Category Archives: Networking Field Day

Deconstructing Big Switch Networks at NFD8

I recently caught up with the presentation made by Big Switch Networks at Networking Field Day 8.

Founder Kyle Forster kicked things off with an introduction to Big Switch. He used the term ‘Hyperscale Data Centers’ to describe the data center of today and tomorrow that Big Switch targets. Big Switch has two products based on the following three principles:

  1. Bare metal switches for Hardware using Broadcom ASICs.
  2. Controller-based design for software
  3. Core-pod architecture replacing the traditional Core-Aggregation-Edge tier.

The two products are:

  1. Big Tap Monitoring Fabric – Taps for offline network monitoring
  2. Big Cloud Fabric – Clos switching fabric

Next up, CTO Rob Sherwood went into more detail. He defined the core-pod architecture as essentially a spine-leaf architecture where there are 16 pods (racks that have servers), at the top of which are two leaves. Each server is dual-connected to a leaf via 10G links. The leaves themselves connect up to spines via 40G links. The leaf switches are 48x10G and 6x40G for uplinks; the spine switches are 32x40G. So the maximum number of spine switches in a pod is 6. (In a leaf-spine fabric every leaf must connect to every spine). That also means a maximum of 32 leaves can connect to a spine. These numbers will definitely increase in future generations of switches when Broadcom can produce them at scale. This solution is targeted at Fortune 1000 companies, not really as much on smaller enterprises. Pods are very modular and can be replaced without disrupting the older network designs.

What I thought was pretty cool was the use of Open Network Installation Environment (ONIE) for provisioning. The switches get shipped to customers from Dell or Accton with a very lightweight OS, then as it turn on the box it netboots from the Controller (an ONIE server). Both Switch Light (which is the Big Switch OS), as well as the relevant configurations, get downloaded from the Controller to the switch. LLDP is used to auto-discover the links in the topology, and management software will tell if there are missing or double-connected links.

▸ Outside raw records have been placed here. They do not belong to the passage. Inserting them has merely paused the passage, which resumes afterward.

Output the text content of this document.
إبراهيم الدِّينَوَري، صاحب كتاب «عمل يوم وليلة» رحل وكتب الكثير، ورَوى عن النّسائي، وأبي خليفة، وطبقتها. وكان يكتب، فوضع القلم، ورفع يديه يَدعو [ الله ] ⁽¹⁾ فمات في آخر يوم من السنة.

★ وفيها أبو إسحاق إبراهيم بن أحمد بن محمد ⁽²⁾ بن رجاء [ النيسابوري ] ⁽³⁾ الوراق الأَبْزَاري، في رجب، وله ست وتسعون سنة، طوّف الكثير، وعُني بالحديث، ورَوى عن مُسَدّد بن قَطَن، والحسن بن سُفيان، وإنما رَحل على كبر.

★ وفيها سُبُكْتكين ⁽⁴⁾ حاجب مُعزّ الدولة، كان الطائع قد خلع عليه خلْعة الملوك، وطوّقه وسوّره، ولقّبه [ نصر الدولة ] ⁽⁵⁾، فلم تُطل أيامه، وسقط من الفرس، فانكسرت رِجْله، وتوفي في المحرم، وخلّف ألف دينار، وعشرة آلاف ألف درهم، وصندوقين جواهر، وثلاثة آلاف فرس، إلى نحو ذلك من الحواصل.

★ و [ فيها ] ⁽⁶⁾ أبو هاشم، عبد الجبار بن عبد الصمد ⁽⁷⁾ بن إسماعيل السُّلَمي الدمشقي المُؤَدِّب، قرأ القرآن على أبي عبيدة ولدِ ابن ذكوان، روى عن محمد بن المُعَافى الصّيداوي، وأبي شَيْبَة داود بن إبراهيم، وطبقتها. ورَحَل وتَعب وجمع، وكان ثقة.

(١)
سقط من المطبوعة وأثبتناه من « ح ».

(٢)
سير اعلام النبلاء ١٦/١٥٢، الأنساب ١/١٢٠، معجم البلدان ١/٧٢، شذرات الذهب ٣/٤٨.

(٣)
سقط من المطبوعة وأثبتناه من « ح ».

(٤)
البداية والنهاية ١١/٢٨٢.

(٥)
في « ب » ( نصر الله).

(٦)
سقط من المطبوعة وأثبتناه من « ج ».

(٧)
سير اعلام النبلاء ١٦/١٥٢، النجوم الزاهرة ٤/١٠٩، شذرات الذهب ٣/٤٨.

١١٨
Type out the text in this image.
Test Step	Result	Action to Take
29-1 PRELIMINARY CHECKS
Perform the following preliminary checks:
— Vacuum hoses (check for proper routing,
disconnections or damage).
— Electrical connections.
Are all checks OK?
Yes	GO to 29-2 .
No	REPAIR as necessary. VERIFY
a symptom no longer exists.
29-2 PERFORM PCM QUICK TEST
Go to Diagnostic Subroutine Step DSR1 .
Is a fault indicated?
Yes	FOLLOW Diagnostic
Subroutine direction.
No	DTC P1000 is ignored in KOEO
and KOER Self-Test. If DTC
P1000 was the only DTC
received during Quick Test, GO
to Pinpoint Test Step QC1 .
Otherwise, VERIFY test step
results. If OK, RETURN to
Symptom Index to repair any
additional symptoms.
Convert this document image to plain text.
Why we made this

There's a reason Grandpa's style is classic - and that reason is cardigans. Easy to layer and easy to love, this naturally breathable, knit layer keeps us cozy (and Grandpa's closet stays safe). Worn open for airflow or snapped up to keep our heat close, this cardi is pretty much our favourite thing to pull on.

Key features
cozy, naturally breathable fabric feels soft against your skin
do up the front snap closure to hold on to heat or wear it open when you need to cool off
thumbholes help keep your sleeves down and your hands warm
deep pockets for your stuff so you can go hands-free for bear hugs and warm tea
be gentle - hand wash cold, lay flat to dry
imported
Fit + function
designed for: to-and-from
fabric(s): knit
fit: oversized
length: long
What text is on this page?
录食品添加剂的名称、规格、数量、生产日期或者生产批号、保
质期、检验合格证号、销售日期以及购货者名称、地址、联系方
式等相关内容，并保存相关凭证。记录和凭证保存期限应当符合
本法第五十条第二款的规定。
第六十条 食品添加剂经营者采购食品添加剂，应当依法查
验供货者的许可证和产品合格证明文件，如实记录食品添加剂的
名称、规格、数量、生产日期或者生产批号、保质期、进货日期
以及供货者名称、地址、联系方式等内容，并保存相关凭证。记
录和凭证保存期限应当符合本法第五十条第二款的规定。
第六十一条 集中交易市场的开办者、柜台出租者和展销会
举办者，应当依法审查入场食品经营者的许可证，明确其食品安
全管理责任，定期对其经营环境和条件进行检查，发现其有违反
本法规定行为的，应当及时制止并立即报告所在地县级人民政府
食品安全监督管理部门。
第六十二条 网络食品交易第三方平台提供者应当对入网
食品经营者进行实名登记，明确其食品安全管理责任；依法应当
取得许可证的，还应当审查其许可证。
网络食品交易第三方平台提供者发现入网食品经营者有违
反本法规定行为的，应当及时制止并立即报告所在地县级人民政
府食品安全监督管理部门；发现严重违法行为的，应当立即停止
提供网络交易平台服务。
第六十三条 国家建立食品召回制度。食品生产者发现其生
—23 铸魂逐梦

In the first demo, the Automated Fabric Visibility Tool was used to first allocate and assign roles in the topology. At that point, any errors in cabling would appear in the GUI, which was pretty user-friendly. The Big Cloud Fabric architecture has a dedicated OOB control/management network that connects to the Controller. Amongst the management primitives are a logical L2 segment (ala VLAN) that have logical ports and end-points, tenants that are logical grouping of L2/L3 networks, and logical routers that are the tenant routers for inter-segment or intra-segment routing. Each logical router corresponds to a VRF. VLAN tags can be mixed and matched and added into bridged domains. The use case would be analogous to a multi-tenant environment in each ESX instance, when you declare egress VLAN tags on vswitch in VMware deployments. You have the choice of specifying the tag as global fabric or local to the vswitch. Interestingly, Big Switch used to have an Overlay product two years ago and ended up tossing it away (because they feel they are L2 solutions only, not L3 solutions) to come up with the current solution because they believe it uses the hardware the way it was designed to be used.

The next demo was to create tenants, assign servers and VMs to logical segments by VLAN, physical ports, or port-groups to meet a use case of a common two-tier application.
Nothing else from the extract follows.